I have to admit that the idea of waiting for full growth to end before neutering a dog make more sense to me. And at this point I am more incline to wait longer before spaying a dog.
As far as I have seen V's are quite mellow and eager to please. I am not that worry about the undesired "behavior" resulting from the extra hormones if the dog is left intact a little bit longer.
More discussion and posting on this issue will be great! I don't expect to see a definitive answer but the more postings and experiences the better....
Everyone will form their own opinions...but here's a good article in regards to the discussion. As I menitoend before it is by Bruce Fogle from his veterinarian practice website (Portman Veterinary Clinic)
- http://www.portmanvetclinic.co.uk/archives/293 -
He is pro neutring earlier in the dog's life so take it w/ a grain of salt....but it is what I will be following w/ my new pup...picking him up next week!
8 months for our boy. His breeder, who works at a vet, told us that they try to get them neutered before they start lifting their legs and marking territories. Plus the social aspect of really starting to hump away. He is doing great.....there was ZERO change in personality. It looked like he didn't even notice. He never touched his stitches and was up and running around in a day or so (not recommended by the vet).
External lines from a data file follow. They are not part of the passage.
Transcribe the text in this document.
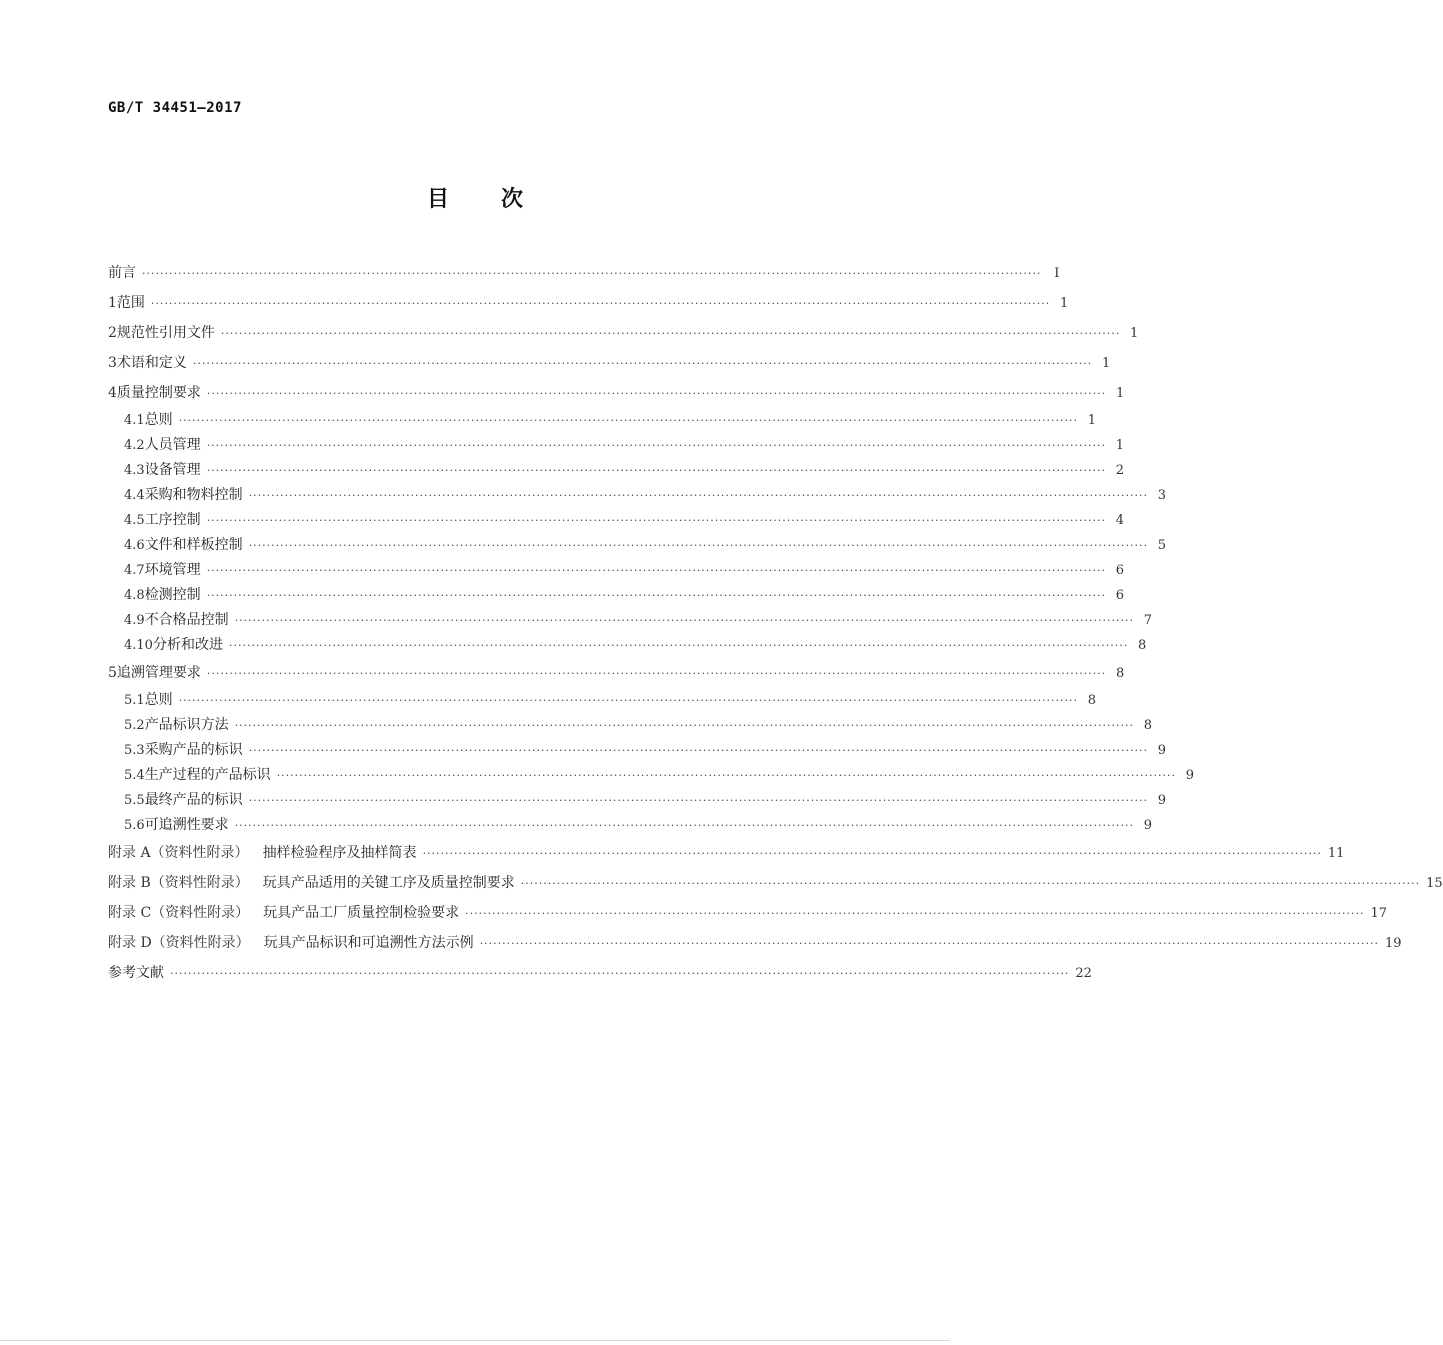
GB/T 34451—2017
目次
前言 ········································································································································································································ Ⅰ
1 范围 ········································································································································································································ 1
2 规范性引用文件 ········································································································································································································ 1
3 术语和定义 ········································································································································································································ 1
4 质量控制要求 ········································································································································································································ 1
4.1 总则 ········································································································································································································ 1
4.2 人员管理 ········································································································································································································ 1
4.3 设备管理 ········································································································································································································ 2
4.4 采购和物料控制 ········································································································································································································ 3
4.5 工序控制 ········································································································································································································ 4
4.6 文件和样板控制 ········································································································································································································ 5
4.7 环境管理 ········································································································································································································ 6
4.8 检测控制 ········································································································································································································ 6
4.9 不合格品控制 ········································································································································································································ 7
4.10 分析和改进 ········································································································································································································ 8
5 追溯管理要求 ········································································································································································································ 8
5.1 总则 ········································································································································································································ 8
5.2 产品标识方法 ········································································································································································································ 8
5.3 采购产品的标识 ········································································································································································································ 9
5.4 生产过程的产品标识 ········································································································································································································ 9
5.5 最终产品的标识 ········································································································································································································ 9
5.6 可追溯性要求 ········································································································································································································ 9
附录 A（资料性附录） 抽样检验程序及抽样简表 ········································································································································································································ 11
附录 B（资料性附录） 玩具产品适用的关键工序及质量控制要求 ········································································································································································································ 15
附录 C（资料性附录） 玩具产品工厂质量控制检验要求 ········································································································································································································ 17
附录 D（资料性附录） 玩具产品标识和可追溯性方法示例 ········································································································································································································ 19
参考文献 ········································································································································································································ 22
We tried to keep him calm and on a leash for the first 5 days.....NOT GOING TO HAPPEN WITH A V!!!!!
Thanks for your replies. Molly saw the vet this week and was told do the spay thing at six months....definately don't let her go into heat. Vet also said i would have to keep Molly calm for ten days after surgery. Someone please tell me what planet the vet lives on! I think I will need a lot of pot....for the dog.
It is very hard to limit activity but what worked well for us was keeping her confined to her crate for the first couple days. We only let her out to eat and go to the bathroom. This was difficult though because we live on a 2nd floor and they can not do steps for the 2 weeks so we had to carry her everytime. After the first couple days, we had her on a leash in the apartment. It worked really well and she healed up beautifully. We were worried because she needed to be better for her obedience class that started 11 days after surgery. The vet had recommended 25mg of Benadryl to try to keep her calm. It didn't really have any affect on Holley but its worth a shot. Good luck.
Our vet kept Rosie inpatient for the first night, then sent her home with us the next day with fairly moderate instructions regarding activity. They said just to avoid a lot of running and jumping--which admittedly is tough with a V. So we kept her home with no long walks. She would have hated being crated b/c she never really loved her crate. She did do more bouncing around than we would have liked, but couldn't get going too fast indoors and fortunately, healed okay.
We thought Holley was going to be way worse with being in the crate but she did really well. We knew that if she had the chance she would do her laps through the apartment at a high rate of speed and we couldn't risk anything with the class coming up. They all seem to have their challenges. Haha.